7 Als die duizend jaar voorbij zijn, zal Satan uit zijn gevangenis worden losgelaten.
8 Hij zal erop uitgaan om de volken van de vier windstreken, Gog en Magog, te misleiden en aan te zetten tot de oorlog, een menigte zo talrijk als het zand van de zee.
9 Zij rukten van alle kanten op en belegerden het kamp van de gelovigen, de stad die God liefheeft. Maar er kwam vuur uit de hemel dat hen verteerde.
10 En de duivel die hen heeft misleid, werd in het brandende zwavelmeer gegooid, waarin ook het beest en de valse profeet waren gegooid. Daar zullen zij dag en nacht gepijnigd worden, voor altijd en eeuwig.
11 Ik zag een grote witte troon en Hem die erop zat.
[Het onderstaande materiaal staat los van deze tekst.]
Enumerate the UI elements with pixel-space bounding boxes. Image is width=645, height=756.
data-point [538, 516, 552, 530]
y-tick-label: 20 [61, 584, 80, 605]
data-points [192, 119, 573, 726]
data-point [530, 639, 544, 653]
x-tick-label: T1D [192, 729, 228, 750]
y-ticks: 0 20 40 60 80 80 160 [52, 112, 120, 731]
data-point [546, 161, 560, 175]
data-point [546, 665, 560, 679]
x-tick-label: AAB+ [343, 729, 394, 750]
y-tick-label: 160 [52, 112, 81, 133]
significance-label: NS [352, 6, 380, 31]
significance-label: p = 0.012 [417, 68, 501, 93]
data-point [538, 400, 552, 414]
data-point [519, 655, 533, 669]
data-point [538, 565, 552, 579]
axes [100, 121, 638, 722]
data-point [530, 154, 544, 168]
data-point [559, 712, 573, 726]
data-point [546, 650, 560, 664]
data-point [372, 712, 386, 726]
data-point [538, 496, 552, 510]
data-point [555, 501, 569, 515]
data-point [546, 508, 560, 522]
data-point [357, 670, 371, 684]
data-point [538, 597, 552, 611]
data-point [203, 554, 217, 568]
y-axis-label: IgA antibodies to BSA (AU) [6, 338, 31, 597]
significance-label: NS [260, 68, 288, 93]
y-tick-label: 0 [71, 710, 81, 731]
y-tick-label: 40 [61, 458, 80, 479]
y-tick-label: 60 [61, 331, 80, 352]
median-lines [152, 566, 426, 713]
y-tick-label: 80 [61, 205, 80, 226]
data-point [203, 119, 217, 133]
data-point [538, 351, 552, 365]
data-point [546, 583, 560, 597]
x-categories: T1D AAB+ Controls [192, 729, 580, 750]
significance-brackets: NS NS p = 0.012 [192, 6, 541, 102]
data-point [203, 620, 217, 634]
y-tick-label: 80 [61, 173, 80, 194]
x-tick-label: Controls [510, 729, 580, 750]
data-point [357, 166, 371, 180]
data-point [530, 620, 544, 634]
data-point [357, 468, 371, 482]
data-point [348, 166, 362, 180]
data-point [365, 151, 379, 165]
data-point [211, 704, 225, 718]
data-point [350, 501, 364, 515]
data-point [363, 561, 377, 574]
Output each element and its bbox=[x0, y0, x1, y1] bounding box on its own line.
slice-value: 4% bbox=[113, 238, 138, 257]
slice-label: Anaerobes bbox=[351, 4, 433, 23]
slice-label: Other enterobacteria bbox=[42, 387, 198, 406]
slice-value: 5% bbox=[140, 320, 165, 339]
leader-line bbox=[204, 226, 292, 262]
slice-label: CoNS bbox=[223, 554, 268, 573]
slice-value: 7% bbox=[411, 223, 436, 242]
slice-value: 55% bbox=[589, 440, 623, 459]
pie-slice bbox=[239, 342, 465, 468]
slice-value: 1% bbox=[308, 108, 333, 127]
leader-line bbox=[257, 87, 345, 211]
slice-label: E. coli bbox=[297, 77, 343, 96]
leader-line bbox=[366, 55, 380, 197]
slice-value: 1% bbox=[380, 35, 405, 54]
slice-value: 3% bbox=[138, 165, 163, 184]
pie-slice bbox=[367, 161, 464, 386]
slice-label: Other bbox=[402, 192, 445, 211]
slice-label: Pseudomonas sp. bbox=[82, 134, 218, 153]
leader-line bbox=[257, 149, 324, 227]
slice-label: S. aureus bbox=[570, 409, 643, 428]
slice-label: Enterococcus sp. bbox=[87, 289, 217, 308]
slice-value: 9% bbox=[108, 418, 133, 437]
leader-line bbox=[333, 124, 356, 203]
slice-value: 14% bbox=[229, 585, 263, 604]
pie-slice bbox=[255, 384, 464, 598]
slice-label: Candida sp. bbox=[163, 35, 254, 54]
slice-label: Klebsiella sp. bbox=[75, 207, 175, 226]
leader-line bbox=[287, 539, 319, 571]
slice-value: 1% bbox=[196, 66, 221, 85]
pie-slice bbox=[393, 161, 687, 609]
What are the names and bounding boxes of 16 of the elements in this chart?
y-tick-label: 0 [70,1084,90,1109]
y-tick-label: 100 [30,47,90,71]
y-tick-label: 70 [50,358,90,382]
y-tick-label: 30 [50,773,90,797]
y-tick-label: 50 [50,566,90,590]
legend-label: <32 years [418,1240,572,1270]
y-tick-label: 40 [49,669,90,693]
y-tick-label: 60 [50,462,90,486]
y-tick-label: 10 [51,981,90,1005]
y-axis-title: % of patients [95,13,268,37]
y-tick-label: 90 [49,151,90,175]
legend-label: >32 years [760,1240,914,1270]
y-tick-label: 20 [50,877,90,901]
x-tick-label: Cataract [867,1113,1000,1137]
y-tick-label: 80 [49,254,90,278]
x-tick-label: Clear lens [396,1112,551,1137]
De aarde en de hemel vluchtten voor Hem weg en verdwenen voorgoed.
12 Ik zag de doden, groot en klein, voor de troon staan. Er werden boeken opengedaan, ook het levensboek. En de doden werden op grond van hun daden geoordeeld, zoals het in de boeken geschreven stond.
13 De doden kwamen overal vandaan, uit de zee, het graf en het dodenrijk, en zij werden allemaal geoordeeld naar wat zij hadden gedaan.